Pourquoi le bouquet de septembre ne ressemble à aucun autre
Il garde la lumière de l’été mais annonce déjà les matières plus profondes de l’automne. Les dahlias sont à leur apogée, les feuillages se colorent, les graminées apportent du mouvement et quelques branches portent leurs premiers fruits.
À l’atelier, nous travaillons ce mois comme un passage : une base souple et claire, relevée par des bordeaux et des cuivres qui ne seraient pas encore justes en juillet.
Construire une palette avant de choisir les fleurs
Pour un mariage, nous ne commençons jamais par une liste de variétés. Nous observons la lumière du lieu, les matériaux, la couleur des nappes et la façon dont les invités circuleront. Une palette cohérente doit pouvoir vivre dans les bouquets, sur les tables et dans les grands gestes sans devenir répétitive.
La saison donne les fleurs.

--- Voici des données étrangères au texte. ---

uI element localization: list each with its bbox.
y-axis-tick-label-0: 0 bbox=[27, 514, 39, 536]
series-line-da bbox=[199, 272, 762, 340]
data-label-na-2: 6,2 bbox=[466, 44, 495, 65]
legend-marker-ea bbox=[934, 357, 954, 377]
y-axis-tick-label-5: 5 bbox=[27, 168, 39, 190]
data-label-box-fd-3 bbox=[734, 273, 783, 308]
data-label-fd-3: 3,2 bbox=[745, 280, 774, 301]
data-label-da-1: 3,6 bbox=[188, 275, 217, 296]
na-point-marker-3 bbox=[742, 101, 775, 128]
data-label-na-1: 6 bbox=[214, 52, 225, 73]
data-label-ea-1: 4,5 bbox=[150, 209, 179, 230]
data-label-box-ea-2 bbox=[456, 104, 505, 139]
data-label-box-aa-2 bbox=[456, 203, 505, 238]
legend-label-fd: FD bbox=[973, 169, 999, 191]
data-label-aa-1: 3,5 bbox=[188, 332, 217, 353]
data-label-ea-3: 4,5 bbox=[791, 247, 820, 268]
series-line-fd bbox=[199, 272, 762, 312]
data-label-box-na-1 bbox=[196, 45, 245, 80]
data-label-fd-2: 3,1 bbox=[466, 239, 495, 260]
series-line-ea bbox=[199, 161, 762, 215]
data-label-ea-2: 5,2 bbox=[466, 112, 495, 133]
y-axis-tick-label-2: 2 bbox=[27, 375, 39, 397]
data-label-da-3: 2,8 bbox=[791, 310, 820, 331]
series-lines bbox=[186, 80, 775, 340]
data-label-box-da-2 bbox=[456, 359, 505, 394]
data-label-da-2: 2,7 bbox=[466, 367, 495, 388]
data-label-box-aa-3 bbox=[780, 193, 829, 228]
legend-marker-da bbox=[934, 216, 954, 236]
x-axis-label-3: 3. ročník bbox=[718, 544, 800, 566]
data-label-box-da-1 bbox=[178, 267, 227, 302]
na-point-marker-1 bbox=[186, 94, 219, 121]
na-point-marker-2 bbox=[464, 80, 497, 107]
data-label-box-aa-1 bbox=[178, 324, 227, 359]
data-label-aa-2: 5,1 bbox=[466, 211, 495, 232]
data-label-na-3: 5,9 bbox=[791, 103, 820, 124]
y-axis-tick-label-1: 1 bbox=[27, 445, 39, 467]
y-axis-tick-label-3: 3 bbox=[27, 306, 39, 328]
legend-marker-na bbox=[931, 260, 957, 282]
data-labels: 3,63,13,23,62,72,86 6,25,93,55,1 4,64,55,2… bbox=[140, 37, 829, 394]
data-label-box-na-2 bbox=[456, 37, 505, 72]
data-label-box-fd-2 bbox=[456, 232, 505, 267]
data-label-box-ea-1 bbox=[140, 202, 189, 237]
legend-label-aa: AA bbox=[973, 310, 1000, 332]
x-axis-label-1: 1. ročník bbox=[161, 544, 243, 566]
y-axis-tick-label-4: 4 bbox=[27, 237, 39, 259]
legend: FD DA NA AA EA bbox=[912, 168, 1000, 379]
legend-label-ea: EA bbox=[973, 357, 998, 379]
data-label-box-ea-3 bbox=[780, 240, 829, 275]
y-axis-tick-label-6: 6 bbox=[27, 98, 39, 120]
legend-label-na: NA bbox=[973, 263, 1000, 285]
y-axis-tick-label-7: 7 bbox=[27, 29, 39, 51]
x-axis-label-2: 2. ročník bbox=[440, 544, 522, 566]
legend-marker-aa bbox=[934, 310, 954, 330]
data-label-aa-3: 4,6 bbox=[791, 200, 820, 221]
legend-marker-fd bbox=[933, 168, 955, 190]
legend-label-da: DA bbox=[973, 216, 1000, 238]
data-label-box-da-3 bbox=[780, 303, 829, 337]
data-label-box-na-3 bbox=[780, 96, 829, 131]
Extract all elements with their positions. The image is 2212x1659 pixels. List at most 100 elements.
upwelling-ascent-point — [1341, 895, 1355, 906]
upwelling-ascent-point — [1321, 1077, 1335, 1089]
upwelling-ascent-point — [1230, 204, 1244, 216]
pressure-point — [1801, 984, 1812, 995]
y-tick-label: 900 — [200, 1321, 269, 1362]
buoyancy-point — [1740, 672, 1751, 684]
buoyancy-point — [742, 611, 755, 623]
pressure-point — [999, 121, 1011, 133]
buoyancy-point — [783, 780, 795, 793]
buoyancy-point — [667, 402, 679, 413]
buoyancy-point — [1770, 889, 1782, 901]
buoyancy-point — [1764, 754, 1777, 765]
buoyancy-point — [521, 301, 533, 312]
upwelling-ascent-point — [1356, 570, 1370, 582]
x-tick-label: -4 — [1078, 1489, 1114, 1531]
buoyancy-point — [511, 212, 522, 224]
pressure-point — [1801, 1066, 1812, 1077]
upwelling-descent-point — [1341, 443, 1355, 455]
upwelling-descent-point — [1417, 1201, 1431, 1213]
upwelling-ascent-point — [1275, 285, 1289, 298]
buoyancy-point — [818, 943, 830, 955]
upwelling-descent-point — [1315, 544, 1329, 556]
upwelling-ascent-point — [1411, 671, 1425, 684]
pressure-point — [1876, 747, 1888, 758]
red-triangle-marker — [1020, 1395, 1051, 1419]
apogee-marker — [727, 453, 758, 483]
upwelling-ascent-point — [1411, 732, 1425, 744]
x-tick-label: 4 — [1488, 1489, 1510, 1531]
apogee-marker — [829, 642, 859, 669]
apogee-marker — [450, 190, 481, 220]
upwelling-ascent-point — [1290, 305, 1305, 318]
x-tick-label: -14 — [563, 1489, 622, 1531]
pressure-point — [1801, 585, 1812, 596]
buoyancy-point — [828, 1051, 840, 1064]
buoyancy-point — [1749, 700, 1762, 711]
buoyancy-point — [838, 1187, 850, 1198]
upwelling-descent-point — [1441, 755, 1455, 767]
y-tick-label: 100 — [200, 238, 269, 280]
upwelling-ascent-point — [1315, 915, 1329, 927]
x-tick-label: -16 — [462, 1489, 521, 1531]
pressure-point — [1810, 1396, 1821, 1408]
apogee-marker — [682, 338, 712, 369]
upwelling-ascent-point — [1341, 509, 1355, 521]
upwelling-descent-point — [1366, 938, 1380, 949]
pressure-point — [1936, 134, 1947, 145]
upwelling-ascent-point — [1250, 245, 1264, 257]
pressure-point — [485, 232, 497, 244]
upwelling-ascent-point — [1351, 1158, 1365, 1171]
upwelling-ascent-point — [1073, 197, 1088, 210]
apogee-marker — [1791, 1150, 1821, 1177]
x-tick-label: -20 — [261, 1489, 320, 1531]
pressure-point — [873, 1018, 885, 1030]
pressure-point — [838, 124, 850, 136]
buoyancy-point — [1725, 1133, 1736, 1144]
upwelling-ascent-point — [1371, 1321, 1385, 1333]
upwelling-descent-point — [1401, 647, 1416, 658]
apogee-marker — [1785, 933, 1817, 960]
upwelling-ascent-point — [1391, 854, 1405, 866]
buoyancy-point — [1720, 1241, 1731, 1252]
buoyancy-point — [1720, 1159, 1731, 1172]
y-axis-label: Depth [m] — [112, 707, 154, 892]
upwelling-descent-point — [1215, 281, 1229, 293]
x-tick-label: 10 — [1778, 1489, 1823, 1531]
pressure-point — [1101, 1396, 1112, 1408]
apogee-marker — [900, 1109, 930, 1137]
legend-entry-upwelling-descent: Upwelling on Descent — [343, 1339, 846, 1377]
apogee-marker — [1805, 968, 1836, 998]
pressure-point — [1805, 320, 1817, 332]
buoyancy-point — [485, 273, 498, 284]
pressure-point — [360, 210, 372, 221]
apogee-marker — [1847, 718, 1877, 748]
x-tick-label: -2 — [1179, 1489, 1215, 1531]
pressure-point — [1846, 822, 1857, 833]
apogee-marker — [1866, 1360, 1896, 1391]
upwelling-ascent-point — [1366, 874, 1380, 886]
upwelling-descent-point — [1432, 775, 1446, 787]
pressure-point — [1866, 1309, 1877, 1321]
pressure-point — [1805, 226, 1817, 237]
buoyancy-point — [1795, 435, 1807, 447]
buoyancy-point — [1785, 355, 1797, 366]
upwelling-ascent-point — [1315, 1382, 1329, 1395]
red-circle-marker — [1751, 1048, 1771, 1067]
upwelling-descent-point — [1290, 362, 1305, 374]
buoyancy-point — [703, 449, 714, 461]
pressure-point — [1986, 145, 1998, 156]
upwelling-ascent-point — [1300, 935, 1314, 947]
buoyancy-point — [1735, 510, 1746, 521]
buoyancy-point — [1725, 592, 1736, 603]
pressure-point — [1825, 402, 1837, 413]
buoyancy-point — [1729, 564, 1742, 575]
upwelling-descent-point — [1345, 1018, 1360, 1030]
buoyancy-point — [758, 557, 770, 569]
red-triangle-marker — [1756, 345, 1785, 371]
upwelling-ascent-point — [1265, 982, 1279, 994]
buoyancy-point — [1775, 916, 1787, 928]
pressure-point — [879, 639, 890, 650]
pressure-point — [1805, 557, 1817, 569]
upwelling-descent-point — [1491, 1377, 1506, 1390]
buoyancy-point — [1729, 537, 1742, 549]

Le lieu donne leur juste intensité.
Sept jours de fleurs : les gestes qui changent tout
Recoupez les tiges en biais avec un outil propre, changez l’eau tous les deux jours et éloignez le bouquet d’un radiateur, d’une fenêtre en plein soleil et d’une corbeille de fruits. Retirez les tiges fatiguées au fur et à mesure : les autres gagneront souvent plusieurs jours.
Dans l’atelier : pourquoi nous composons sans mousse florale
Grillages, pique-fleurs, branches techniques et contenants adaptés offrent aujourd’hui des alternatives fiables. Elles demandent davantage d’anticipation, mais permettent de démonter, réutiliser et composter beaucoup plus proprement après un événement.